Electronic Arts to trial new digital price-points and free-to-play models, Gibeau reveals

EA: The non-connected games model is finished

One of the most senior execs at Electronic Arts believes non-online-enabled games are a “finished” commodity.

EA Games label president Frank Gibeau said that online components in all the division’s games are now borderline compulsory – a move that illustrates the startling evolutionary pace of the modern games industry.

“I volunteer you to speak to EA’s studio heads, they’ll tell you the same thing,” he said in an interview with Develop.

“They’re very comfortable moving the discussion towards how we make connected gameplay – be it co-operative or multiplayer or online services – as opposed to fire-and-forget, packaged goods only, single-player, 25-hours-and you’re out. I think that model is finished.”

Gibeau – who was appointed label president in 2007 – said that “online is where the innovation, and the action, is at.” The subject of how this will affect EA’s own developers is explored in the second half of Develop’s interview.
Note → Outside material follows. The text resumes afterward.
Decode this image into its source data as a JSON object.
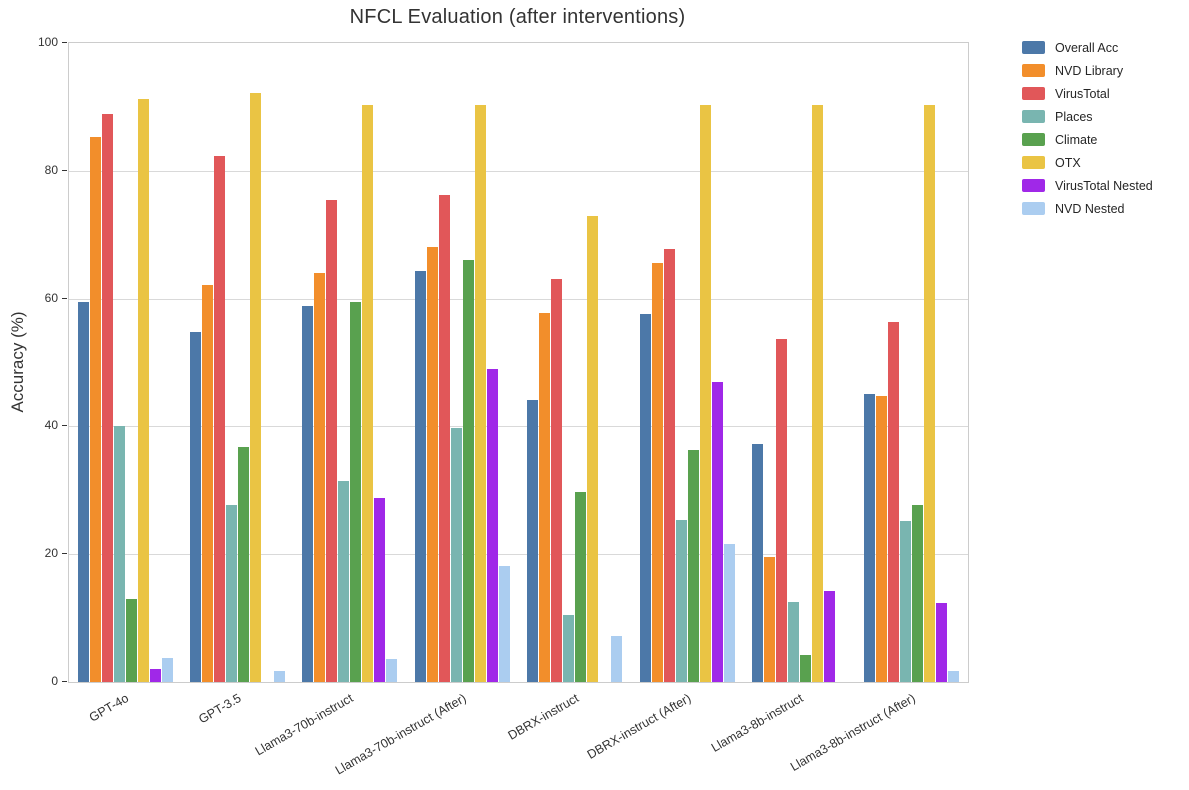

Recently, EA CFO Eric Brown claimed the games market is currently split 40/60 between digital and packaged goods, a number which he hopes EA will “closely match” in the future.
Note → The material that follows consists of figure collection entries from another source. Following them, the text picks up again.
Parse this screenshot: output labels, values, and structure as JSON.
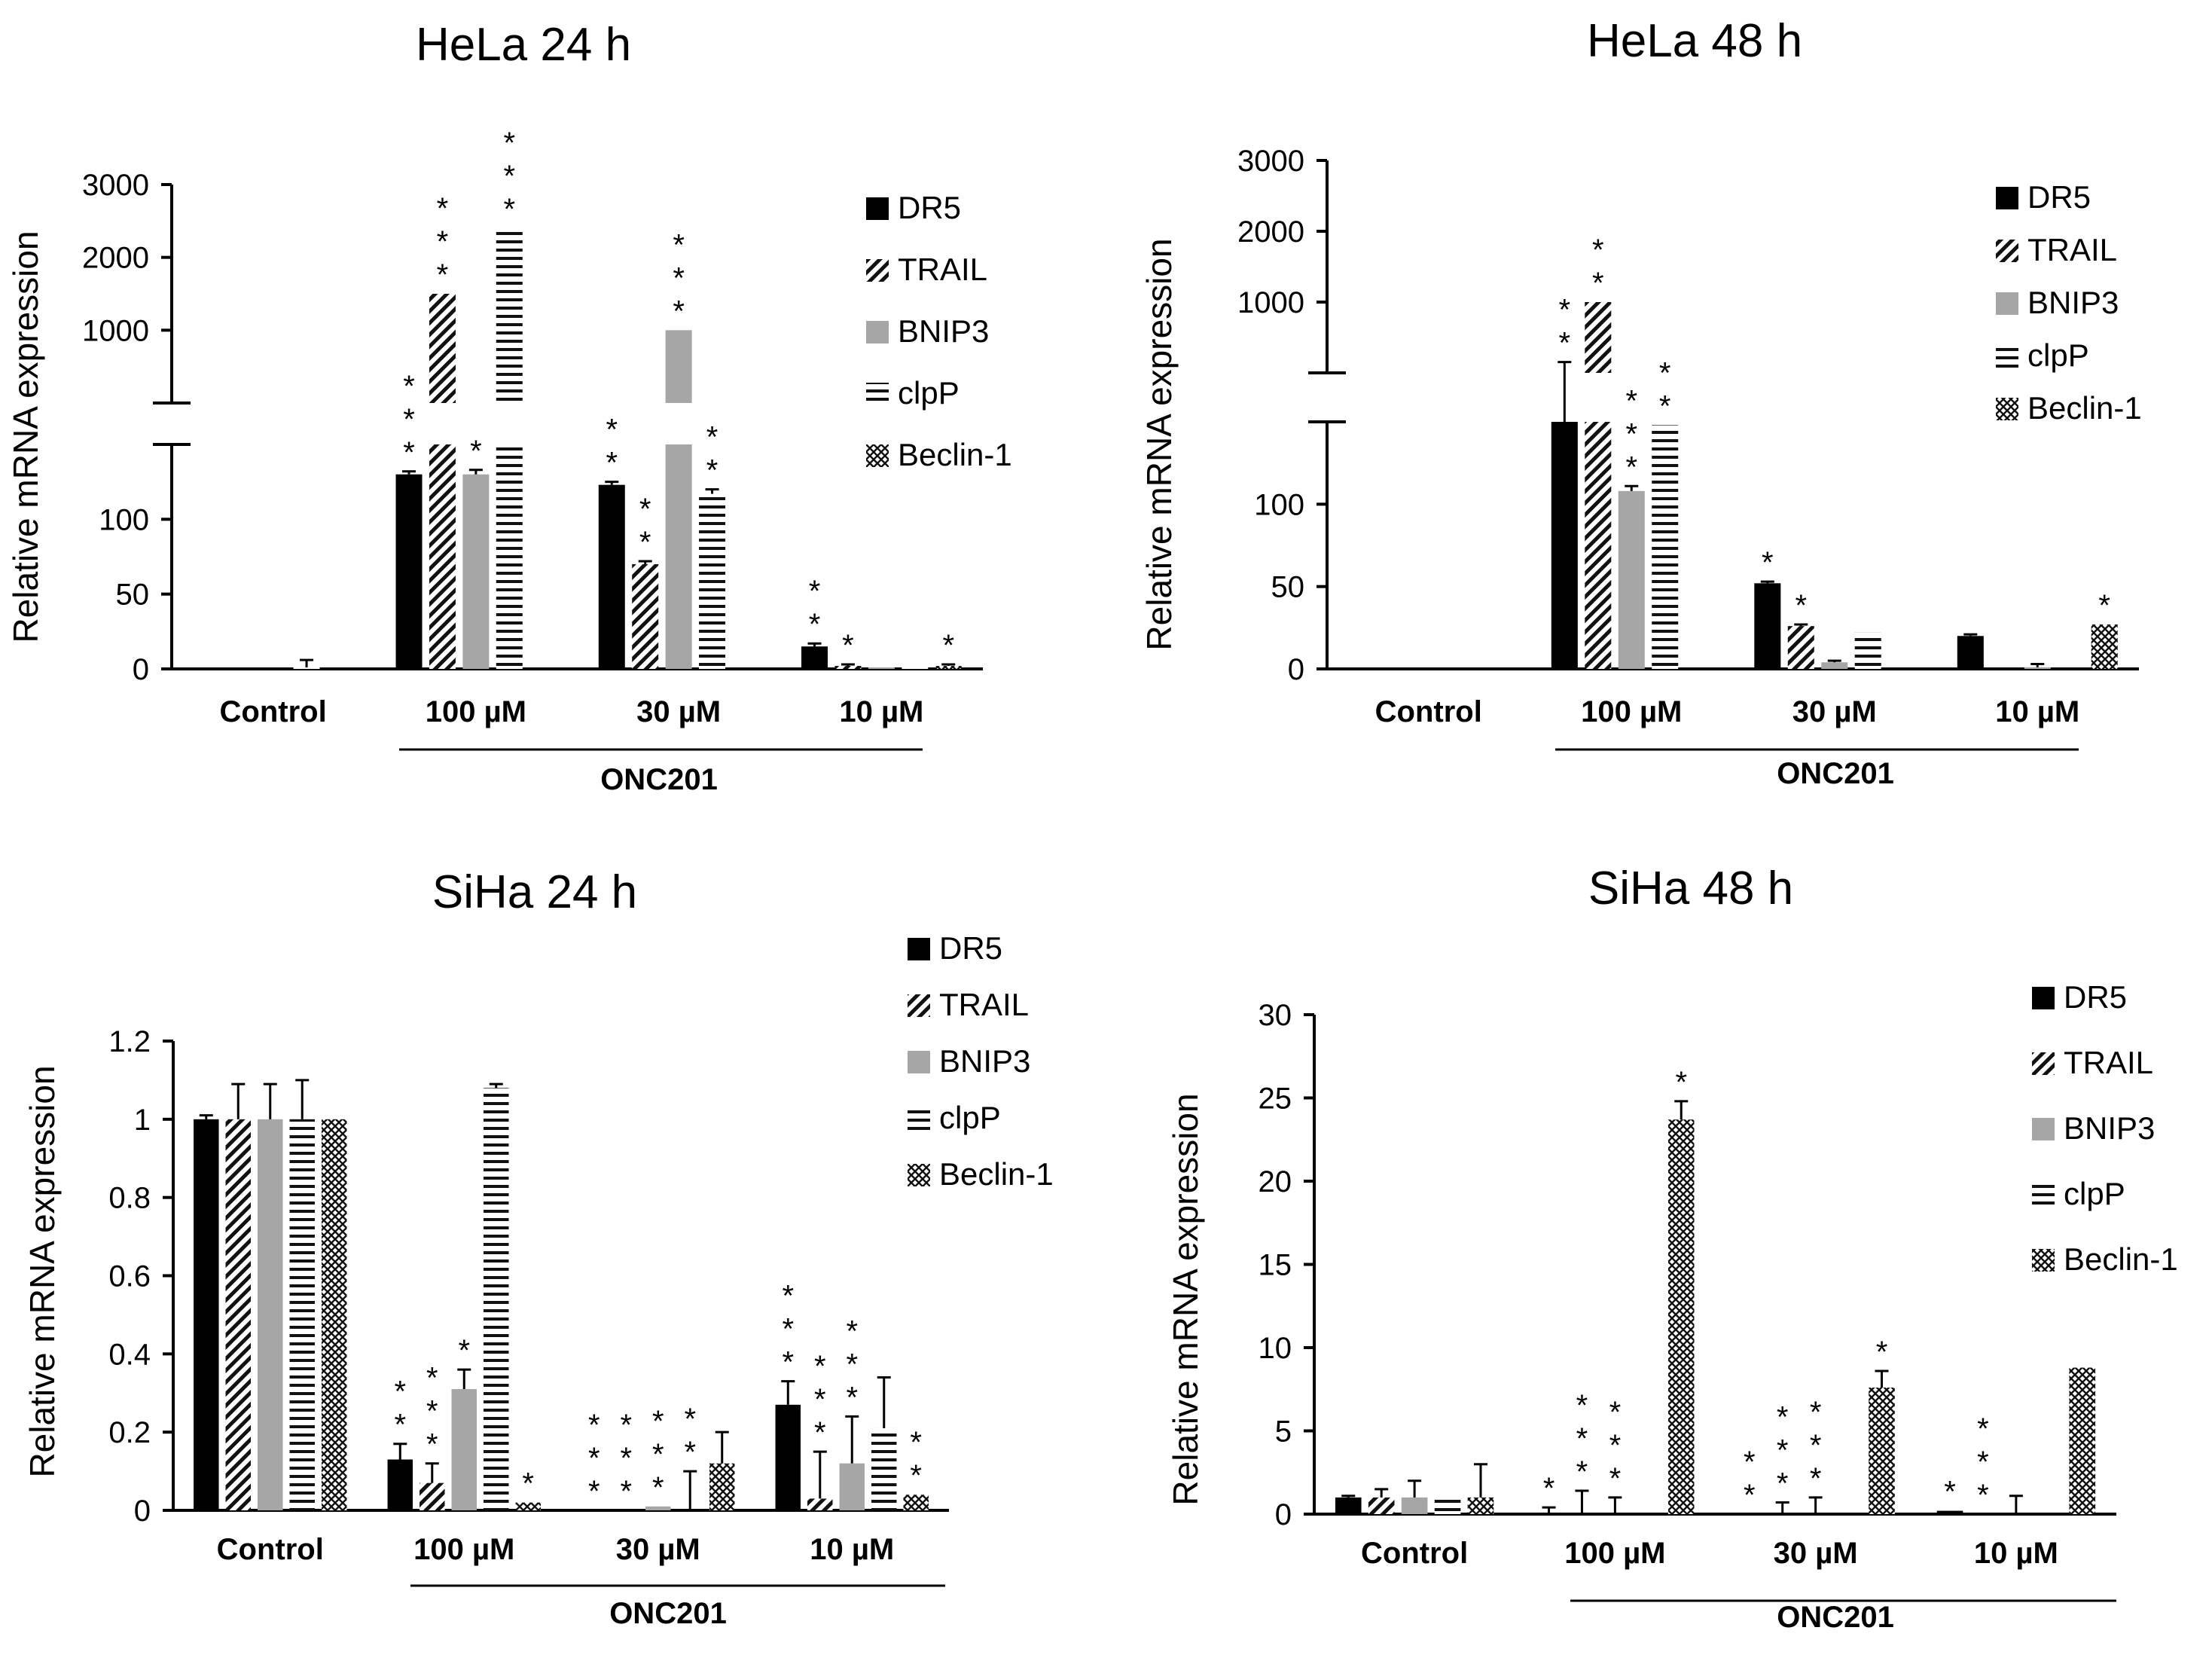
{
  "chart_data": [
    {
      "type": "bar",
      "title": "HeLa 24 h",
      "ylabel": "Relative mRNA expression",
      "xlabel": "",
      "broken_axis": true,
      "upper_ticks": [
        "1000",
        "2000",
        "3000"
      ],
      "lower_ticks": [
        "0",
        "50",
        "100"
      ],
      "categories": [
        "Control",
        "100 µM",
        "30 µM",
        "10 µM"
      ],
      "group_label": "ONC201",
      "series": [
        {
          "name": "DR5",
          "values": [
            1,
            130,
            123,
            15
          ],
          "errors": [
            0,
            2,
            2,
            2
          ],
          "stars": [
            0,
            3,
            2,
            2
          ]
        },
        {
          "name": "TRAIL",
          "values": [
            0,
            1500,
            70,
            2
          ],
          "errors": [
            0,
            0,
            2,
            1
          ],
          "stars": [
            0,
            3,
            2,
            1
          ]
        },
        {
          "name": "BNIP3",
          "values": [
            0,
            130,
            1000,
            1
          ],
          "errors": [
            0,
            3,
            0,
            0
          ],
          "stars": [
            0,
            1,
            3,
            0
          ]
        },
        {
          "name": "clpP",
          "values": [
            1,
            2400,
            117,
            1
          ],
          "errors": [
            5,
            0,
            3,
            0
          ],
          "stars": [
            0,
            3,
            2,
            0
          ]
        },
        {
          "name": "Beclin-1",
          "values": [
            0,
            0,
            0,
            2
          ],
          "errors": [
            0,
            0,
            0,
            1
          ],
          "stars": [
            0,
            0,
            0,
            1
          ]
        }
      ],
      "legend": [
        "DR5",
        "TRAIL",
        "BNIP3",
        "clpP",
        "Beclin-1"
      ],
      "legend_position": "right"
    },
    {
      "type": "bar",
      "title": "HeLa 48 h",
      "ylabel": "Relative mRNA expression",
      "xlabel": "",
      "broken_axis": true,
      "upper_ticks": [
        "1000",
        "2000",
        "3000"
      ],
      "lower_ticks": [
        "0",
        "50",
        "100"
      ],
      "categories": [
        "Control",
        "100 µM",
        "30 µM",
        "10 µM"
      ],
      "group_label": "ONC201",
      "series": [
        {
          "name": "DR5",
          "values": [
            0,
            150,
            52,
            20
          ],
          "errors": [
            0,
            3,
            1,
            1
          ],
          "stars": [
            0,
            2,
            1,
            0
          ]
        },
        {
          "name": "TRAIL",
          "values": [
            0,
            1000,
            26,
            0
          ],
          "errors": [
            0,
            0,
            1,
            0
          ],
          "stars": [
            0,
            2,
            1,
            0
          ]
        },
        {
          "name": "BNIP3",
          "values": [
            0,
            108,
            4,
            1
          ],
          "errors": [
            0,
            3,
            1,
            2
          ],
          "stars": [
            0,
            3,
            0,
            0
          ]
        },
        {
          "name": "clpP",
          "values": [
            0,
            148,
            22,
            0
          ],
          "errors": [
            0,
            0,
            0,
            0
          ],
          "stars": [
            0,
            2,
            0,
            0
          ]
        },
        {
          "name": "Beclin-1",
          "values": [
            0,
            0,
            0,
            27
          ],
          "errors": [
            0,
            0,
            0,
            0
          ],
          "stars": [
            0,
            0,
            0,
            1
          ]
        }
      ],
      "legend": [
        "DR5",
        "TRAIL",
        "BNIP3",
        "clpP",
        "Beclin-1"
      ],
      "legend_position": "right"
    },
    {
      "type": "bar",
      "title": "SiHa 24 h",
      "ylabel": "Relative mRNA expression",
      "xlabel": "",
      "ylim": [
        0,
        1.2
      ],
      "yticks": [
        "0",
        "0.2",
        "0.4",
        "0.6",
        "0.8",
        "1",
        "1.2"
      ],
      "categories": [
        "Control",
        "100 µM",
        "30 µM",
        "10 µM"
      ],
      "group_label": "ONC201",
      "series": [
        {
          "name": "DR5",
          "values": [
            1.0,
            0.13,
            0.0,
            0.27
          ],
          "errors": [
            0.01,
            0.04,
            0.0,
            0.06
          ],
          "stars": [
            0,
            2,
            3,
            3
          ]
        },
        {
          "name": "TRAIL",
          "values": [
            1.0,
            0.07,
            0.0,
            0.03
          ],
          "errors": [
            0.09,
            0.05,
            0.0,
            0.12
          ],
          "stars": [
            0,
            3,
            3,
            3
          ]
        },
        {
          "name": "BNIP3",
          "values": [
            1.0,
            0.31,
            0.01,
            0.12
          ],
          "errors": [
            0.09,
            0.05,
            0.0,
            0.12
          ],
          "stars": [
            0,
            1,
            3,
            3
          ]
        },
        {
          "name": "clpP",
          "values": [
            1.0,
            1.08,
            0.0,
            0.21
          ],
          "errors": [
            0.1,
            0.01,
            0.1,
            0.13
          ],
          "stars": [
            0,
            0,
            2,
            0
          ]
        },
        {
          "name": "Beclin-1",
          "values": [
            1.0,
            0.02,
            0.12,
            0.04
          ],
          "errors": [
            0.0,
            0.0,
            0.08,
            0.0
          ],
          "stars": [
            0,
            1,
            0,
            2
          ]
        }
      ],
      "legend": [
        "DR5",
        "TRAIL",
        "BNIP3",
        "clpP",
        "Beclin-1"
      ],
      "legend_position": "right"
    },
    {
      "type": "bar",
      "title": "SiHa 48 h",
      "ylabel": "Relative mRNA expression",
      "xlabel": "",
      "ylim": [
        0,
        30
      ],
      "yticks": [
        "0",
        "5",
        "10",
        "15",
        "20",
        "25",
        "30"
      ],
      "categories": [
        "Control",
        "100 µM",
        "30 µM",
        "10 µM"
      ],
      "group_label": "ONC201",
      "series": [
        {
          "name": "DR5",
          "values": [
            1.0,
            0.0,
            0.0,
            0.2
          ],
          "errors": [
            0.1,
            0.4,
            0.0,
            0.0
          ],
          "stars": [
            0,
            1,
            2,
            1
          ]
        },
        {
          "name": "TRAIL",
          "values": [
            1.0,
            0.0,
            0.0,
            0.0
          ],
          "errors": [
            0.5,
            1.4,
            0.7,
            0.0
          ],
          "stars": [
            0,
            3,
            3,
            3
          ]
        },
        {
          "name": "BNIP3",
          "values": [
            1.0,
            0.0,
            0.0,
            0.0
          ],
          "errors": [
            1.0,
            1.0,
            1.0,
            1.1
          ],
          "stars": [
            0,
            3,
            3,
            0
          ]
        },
        {
          "name": "clpP",
          "values": [
            1.0,
            0.0,
            0.0,
            0.0
          ],
          "errors": [
            0.0,
            0.0,
            0.0,
            0.0
          ],
          "stars": [
            0,
            0,
            0,
            0
          ]
        },
        {
          "name": "Beclin-1",
          "values": [
            1.0,
            23.7,
            7.6,
            8.8
          ],
          "errors": [
            2.0,
            1.1,
            1.0,
            0.0
          ],
          "stars": [
            0,
            1,
            1,
            0
          ]
        }
      ],
      "legend": [
        "DR5",
        "TRAIL",
        "BNIP3",
        "clpP",
        "Beclin-1"
      ],
      "legend_position": "right"
    }
  ]
}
Gibeau provided an outline to how this digital strategy applies to the EA Games label in particular.

“Looking ahead into the next three years,” he said, “we’re going to change a lot of ideas in regards to content delivery mechanisms. We’re going to try out new price-points, and we’re going to try free-to-play models within my group – things like we did with Battlefield 1943, which was a $10 XBLA game that did extremely well. So we’re going to focus more on content delivery models.”